ECLI:NL:RBDHA:2025:557

Rechtbank Den Haag

Datum uitspraak
17 januari 2025
Publicatiedatum
17 januari 2025
Zaaknummer
NL24.44260
Instantie
Rechtbank Den Haag
Type
Uitspraak
Rechtsgebied
Bestuursrecht; Vreemdelingenrecht
Procedures
  • Vereenvoudigde behandeling
Vindplaatsen
  • Rechtspraak.nl
AI samenvatting door LexboostAutomatisch gegenereerd

Afwijzing verzoek om voorlopige voorziening in asielzaak met betrekking tot Dublin-regelgeving

In deze zaak heeft de voorzieningenrechter van de Rechtbank Den Haag op 17 januari 2025 uitspraak gedaan in een verzoek om een voorlopige voorziening in het kader van een asielaanvraag. De verzoeker, wiens identiteit en V-nummer niet zijn vermeld, had een aanvraag ingediend voor een verblijfsvergunning asiel voor bepaalde tijd. De Minister van Asiel en Migratie heeft deze aanvraag echter niet in behandeling genomen, met als argument dat Polen verantwoordelijk is voor de behandeling van de asielaanvraag op basis van de Dublin-regelgeving.

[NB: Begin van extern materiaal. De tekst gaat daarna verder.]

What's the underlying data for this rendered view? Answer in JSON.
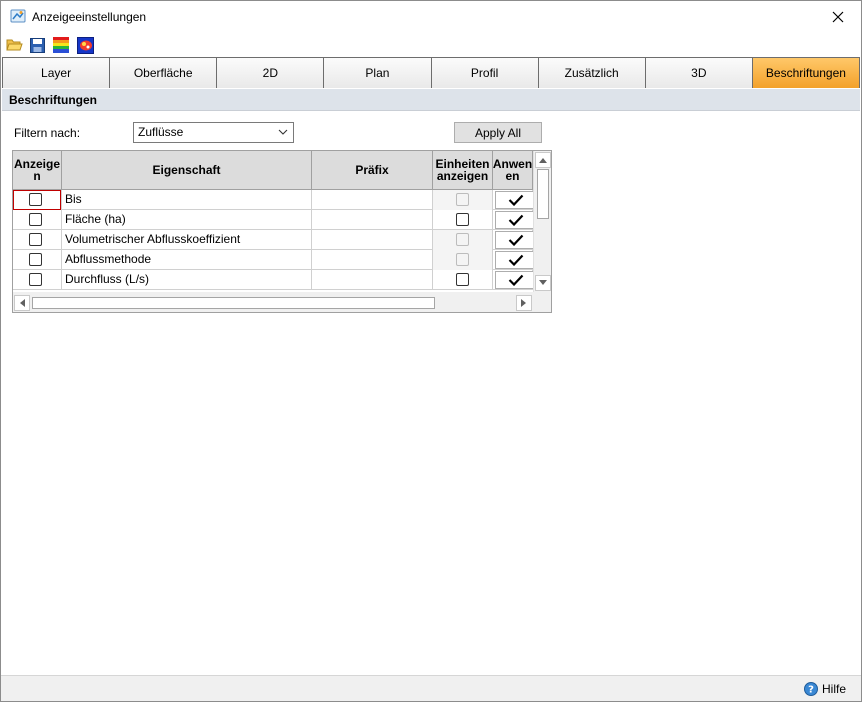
{
  "window": {
    "title": "Anzeigeeinstellungen"
  },
  "toolbar": {
    "buttons": [
      {
        "name": "open-folder-icon"
      },
      {
        "name": "save-icon"
      },
      {
        "name": "color-ramp-icon"
      },
      {
        "name": "palette-icon"
      }
    ]
  },
  "tabs": [
    {
      "label": "Layer",
      "active": false
    },
    {
      "label": "Oberfläche",
      "active": false
    },
    {
      "label": "2D",
      "active": false
    },
    {
      "label": "Plan",
      "active": false
    },
    {
      "label": "Profil",
      "active": false
    },
    {
      "label": "Zusätzlich",
      "active": false
    },
    {
      "label": "3D",
      "active": false
    },
    {
      "label": "Beschriftungen",
      "active": true
    }
  ],
  "section": {
    "title": "Beschriftungen"
  },
  "filter": {
    "label": "Filtern nach:",
    "value": "Zuflüsse",
    "apply_label": "Apply All"
  },
  "grid": {
    "headers": {
      "anzeigen": "Anzeige n",
      "eigenschaft": "Eigenschaft",
      "praefix": "Präfix",
      "einheiten": "Einheiten anzeigen",
      "anwenden": "Anwen en"
    },
    "rows": [
      {
        "eigenschaft": "Bis",
        "praefix": "",
        "anzeigen": false,
        "einheiten_enabled": false,
        "einheiten": false
      },
      {
        "eigenschaft": "Fläche (ha)",
        "praefix": "",
        "anzeigen": false,
        "einheiten_enabled": true,
        "einheiten": false
      },
      {
        "eigenschaft": "Volumetrischer Abflusskoeffizient",
        "praefix": "",
        "anzeigen": false,
        "einheiten_enabled": false,
        "einheiten": false
      },
      {
        "eigenschaft": "Abflussmethode",
        "praefix": "",
        "anzeigen": false,
        "einheiten_enabled": false,
        "einheiten": false
      },
      {
        "eigenschaft": "Durchfluss (L/s)",
        "praefix": "",
        "anzeigen": false,
        "einheiten_enabled": true,
        "einheiten": false
      }
    ]
  },
  "status": {
    "help_label": "Hilfe"
  },
  "colors": {
    "active_tab": "#f3a12a",
    "section_bg": "#dde3ea",
    "focus": "#c00000"
  }
}
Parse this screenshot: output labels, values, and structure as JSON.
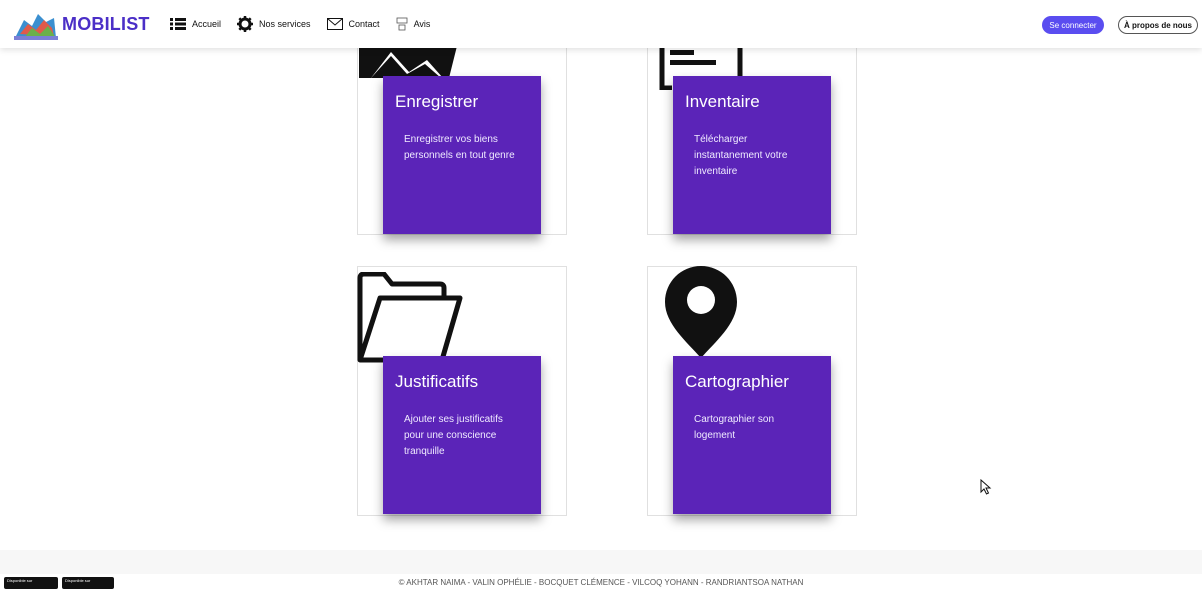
{
  "header": {
    "brand": "MOBILIST",
    "nav": [
      {
        "label": "Accueil",
        "icon": "list-icon"
      },
      {
        "label": "Nos services",
        "icon": "gear-icon"
      },
      {
        "label": "Contact",
        "icon": "envelope-icon"
      },
      {
        "label": "Avis",
        "icon": "review-icon"
      }
    ],
    "login_label": "Se connecter",
    "about_label": "À propos de nous"
  },
  "cards": [
    {
      "title": "Enregistrer",
      "description": "Enregistrer vos biens personnels en tout genre",
      "icon": "register-icon"
    },
    {
      "title": "Inventaire",
      "description": "Télécharger instantanement votre inventaire",
      "icon": "inventory-icon"
    },
    {
      "title": "Justificatifs",
      "description": "Ajouter ses justificatifs pour une conscience tranquille",
      "icon": "folder-icon"
    },
    {
      "title": "Cartographier",
      "description": "Cartographier son logement",
      "icon": "map-pin-icon"
    }
  ],
  "footer": {
    "badges": [
      "Disponible sur",
      "Disponible sur"
    ],
    "copyright": "© AKHTAR NAIMA - VALIN OPHÉLIE - BOCQUET CLÉMENCE - VILCOQ YOHANN - RANDRIANTSOA NATHAN"
  },
  "colors": {
    "accent": "#5b24b8",
    "brand": "#4b2fc7",
    "button": "#5a4df0"
  }
}
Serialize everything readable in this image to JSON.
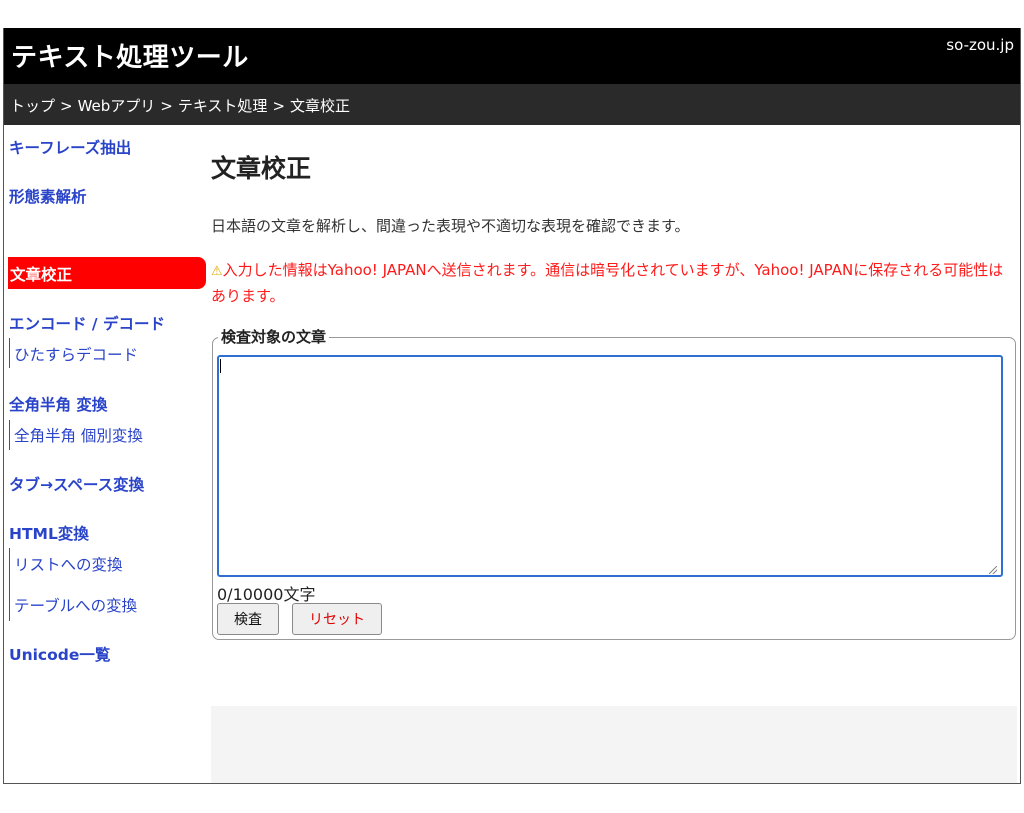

Tegen dit besluit heeft de verzoeker beroep ingesteld en tegelijkertijd verzocht om een voorlopige voorziening. De zitting vond plaats op 13 januari 2025 in Groningen, waar de verzoeker, zijn gemachtigde, een tolk en de gemachtigde van de minister aanwezig waren. Tijdens de zitting is het verzoek om voorlopige voorziening behandeld, samen met een andere zaak (NL24.44259) die betrekking had op het beroep zelf.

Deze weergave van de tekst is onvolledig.